Dove sta, dunque, il problema? Nel fatto che le scelte inespresse non sono esautorate dalla ripartizione; quelle quote vengono comunque ripartite a favore delle confessioni religiose, seguendo proporzionalmente le scelte espresse. La funzione dell’8×1000 è infatti meramente consultiva; lo Stato “consulta” i propri cittadini per decidere a chi assegnare l’otto per mille dell’intero e complessivo gettito IRPEF. Con buona pace di quei 60% contribuenti che non hanno indicato una scelta e che si vedono – a loro dispetto – ripartiti i propri 600 milioni di euro. Non ci vuole molto a capire che tale disciplina si è rivelata estremamente iniqua ed estremamente favorevole alla Chiesa Cattolica, e continua tutt’oggi a persistere, nonostante la palese mutilazione del potere decisionale del singolo contribuente siano stati avanzati molti dubbi sulla ragionevolezza e la legittimità costituzionale della stessa.

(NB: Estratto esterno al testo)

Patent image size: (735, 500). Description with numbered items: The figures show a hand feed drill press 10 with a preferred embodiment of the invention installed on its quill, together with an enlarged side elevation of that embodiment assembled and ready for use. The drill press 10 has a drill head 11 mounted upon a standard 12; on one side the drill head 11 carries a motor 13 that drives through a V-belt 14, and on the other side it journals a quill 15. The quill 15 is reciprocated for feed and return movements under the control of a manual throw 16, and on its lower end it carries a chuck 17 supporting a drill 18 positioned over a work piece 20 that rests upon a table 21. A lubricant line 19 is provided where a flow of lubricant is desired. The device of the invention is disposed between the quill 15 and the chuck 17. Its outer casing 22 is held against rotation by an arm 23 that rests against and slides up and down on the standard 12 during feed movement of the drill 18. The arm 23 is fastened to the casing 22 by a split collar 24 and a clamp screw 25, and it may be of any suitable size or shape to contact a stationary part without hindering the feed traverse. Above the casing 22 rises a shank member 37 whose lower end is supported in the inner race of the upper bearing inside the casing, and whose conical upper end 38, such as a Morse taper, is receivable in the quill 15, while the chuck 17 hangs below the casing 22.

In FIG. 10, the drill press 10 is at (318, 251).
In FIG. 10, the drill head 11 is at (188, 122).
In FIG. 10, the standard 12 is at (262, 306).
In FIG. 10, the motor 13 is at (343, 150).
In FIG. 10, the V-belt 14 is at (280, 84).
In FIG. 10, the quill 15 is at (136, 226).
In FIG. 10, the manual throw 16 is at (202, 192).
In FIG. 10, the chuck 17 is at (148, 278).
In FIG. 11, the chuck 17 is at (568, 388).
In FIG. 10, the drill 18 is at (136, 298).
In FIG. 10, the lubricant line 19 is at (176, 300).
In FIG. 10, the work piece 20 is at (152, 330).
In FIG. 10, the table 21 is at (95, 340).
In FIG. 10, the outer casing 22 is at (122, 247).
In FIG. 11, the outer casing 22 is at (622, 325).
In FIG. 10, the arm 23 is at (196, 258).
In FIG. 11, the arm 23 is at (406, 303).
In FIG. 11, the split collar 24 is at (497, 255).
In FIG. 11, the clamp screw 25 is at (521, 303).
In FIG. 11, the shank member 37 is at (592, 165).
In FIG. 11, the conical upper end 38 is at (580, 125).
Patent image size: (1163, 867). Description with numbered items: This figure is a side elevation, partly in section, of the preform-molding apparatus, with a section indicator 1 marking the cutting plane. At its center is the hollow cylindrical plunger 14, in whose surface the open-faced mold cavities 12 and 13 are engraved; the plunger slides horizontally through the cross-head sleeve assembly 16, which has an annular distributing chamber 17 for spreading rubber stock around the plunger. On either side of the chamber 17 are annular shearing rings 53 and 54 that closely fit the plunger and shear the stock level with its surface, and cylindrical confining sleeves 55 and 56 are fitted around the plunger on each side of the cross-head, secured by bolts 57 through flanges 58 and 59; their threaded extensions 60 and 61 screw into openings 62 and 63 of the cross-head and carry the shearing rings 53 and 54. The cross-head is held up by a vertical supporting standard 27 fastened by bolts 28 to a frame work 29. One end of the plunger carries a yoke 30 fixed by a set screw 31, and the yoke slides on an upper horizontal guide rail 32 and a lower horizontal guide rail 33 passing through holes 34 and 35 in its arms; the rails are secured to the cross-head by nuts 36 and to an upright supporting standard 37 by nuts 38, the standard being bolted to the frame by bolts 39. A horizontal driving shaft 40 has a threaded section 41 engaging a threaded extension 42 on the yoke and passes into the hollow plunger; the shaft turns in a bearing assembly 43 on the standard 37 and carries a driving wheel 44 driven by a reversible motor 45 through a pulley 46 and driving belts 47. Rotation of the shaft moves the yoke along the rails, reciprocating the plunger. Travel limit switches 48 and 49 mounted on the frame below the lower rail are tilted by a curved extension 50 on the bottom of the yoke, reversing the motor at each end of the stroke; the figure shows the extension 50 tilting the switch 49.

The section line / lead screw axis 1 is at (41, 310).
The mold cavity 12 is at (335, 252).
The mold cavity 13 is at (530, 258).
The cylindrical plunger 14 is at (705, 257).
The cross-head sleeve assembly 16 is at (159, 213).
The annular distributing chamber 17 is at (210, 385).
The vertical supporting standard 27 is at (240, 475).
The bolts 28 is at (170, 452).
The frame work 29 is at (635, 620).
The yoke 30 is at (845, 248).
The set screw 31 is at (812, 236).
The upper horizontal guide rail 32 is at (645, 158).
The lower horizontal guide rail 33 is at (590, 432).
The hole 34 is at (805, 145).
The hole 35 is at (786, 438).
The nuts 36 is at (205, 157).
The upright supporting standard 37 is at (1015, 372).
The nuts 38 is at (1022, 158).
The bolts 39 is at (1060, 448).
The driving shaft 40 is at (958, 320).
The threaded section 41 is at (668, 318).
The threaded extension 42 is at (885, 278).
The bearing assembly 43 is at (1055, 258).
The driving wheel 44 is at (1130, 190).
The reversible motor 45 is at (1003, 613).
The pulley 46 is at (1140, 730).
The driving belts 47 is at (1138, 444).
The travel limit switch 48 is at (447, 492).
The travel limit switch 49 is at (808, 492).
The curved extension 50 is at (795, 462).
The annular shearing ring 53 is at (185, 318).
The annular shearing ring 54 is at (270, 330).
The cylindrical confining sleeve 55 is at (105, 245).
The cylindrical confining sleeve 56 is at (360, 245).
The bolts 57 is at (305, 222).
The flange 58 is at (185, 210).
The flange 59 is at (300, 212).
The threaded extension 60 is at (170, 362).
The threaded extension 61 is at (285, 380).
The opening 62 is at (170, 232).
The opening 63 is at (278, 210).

Infine, ci sono quelle agevolazioni dal vago sapore (ma per davvero) clerical-reazionario. E che non vale nemmeno la pena commentare, perché si commentano da sole: fornitura idrica gratuita alla Città del Vaticano. Pagamento statale per l’insegnanti di religione (cattolica). Esenzione dei dazi doganali; esenzioni dell’imposta di bollo per le pubbliche affissioni se in calce al manifesto vi è scritto “Avviso sacro”. Dulcis in fundo, gli italiani (avete capito bene: italiani) che lavorano presso una struttura vaticana non pagano nemmeno un cent di IRPEF.
Questi sono i privilegi della Chiesa Cattolica (probabilmente ce ne sono altri, ma questi sono i più noti); in moltissimi casi, vere e proprie fattispecie di concorrenza sleale che non trovano altra ragione se non nello storico (e così “italiano”) regime di favore di cui essa ha sempre beneficiato nei confronti dello Stato. Non si parla di punire gli enti ecclesiastici o di combattere la Chiesa; si parla – più semplicemente – di cancellare privilegi anacronistici, deleteri, irragionevoli, e innaturali. L’esenzione dall’ICI dovrebbe essere infatti concessa per centri di accoglienza, biblioteche, chiese, santuari, oratori. Non a cinema, alberghi, impianti sportivi, scuole e compagnia danzante; basterebbe un semplice emendamento che affermasse quanto appena scritto. Basterebbe. Come basterebbe abolire l’attuale meccanismo dell’8×1000 e incentivare le donazioni private (già attualmente deducibili fino a 1.032,91€) alle varie confessioni. Basterebbe. Eppure non si capisce perché tutto questo non viene fatto e perché il mondo politico (Radicali a parte) si limiti a mere difese d’ufficio del “sacro Magistero” o a moine assai poco convincenti e dallo spiccato sapore democristiano.
Ho sentito anche che non bisogna distrarsi; che la vera battaglia è quella contro lo Stato e la spesa pubblica. Prima mettiamolo a dieta, poi pensiamo a riformare l’intero regime tributario e privilegi fiscali del clero e storture da essi provocati inclusi. È vero. Anzi: è verissimo. Tutto questo rischia di diventare l’ennesima rissa “di classe” nel pollaio, senza vincitore e vinti e senza riflessione. Ma qui non stiamo parlando solo di (tanti!) soldi e di concorrenza (e sarebbe quanto basta per intervenire senza nemmeno passare dal “Via”); il discorso è immensamente più profondo e non può essere schivato; è una storia che riguarda le ipocrisie, le irresponsabilità, le pruderie e le reticenze di un popolo che non si è mai sentito cittadino, ma sempre suddito. Di tutto questo, bisogna parlarne. Senza forche, senza odio, senza populismi. Ma bisogna parlarne. L’ipocrisia è durata troppo a lungo.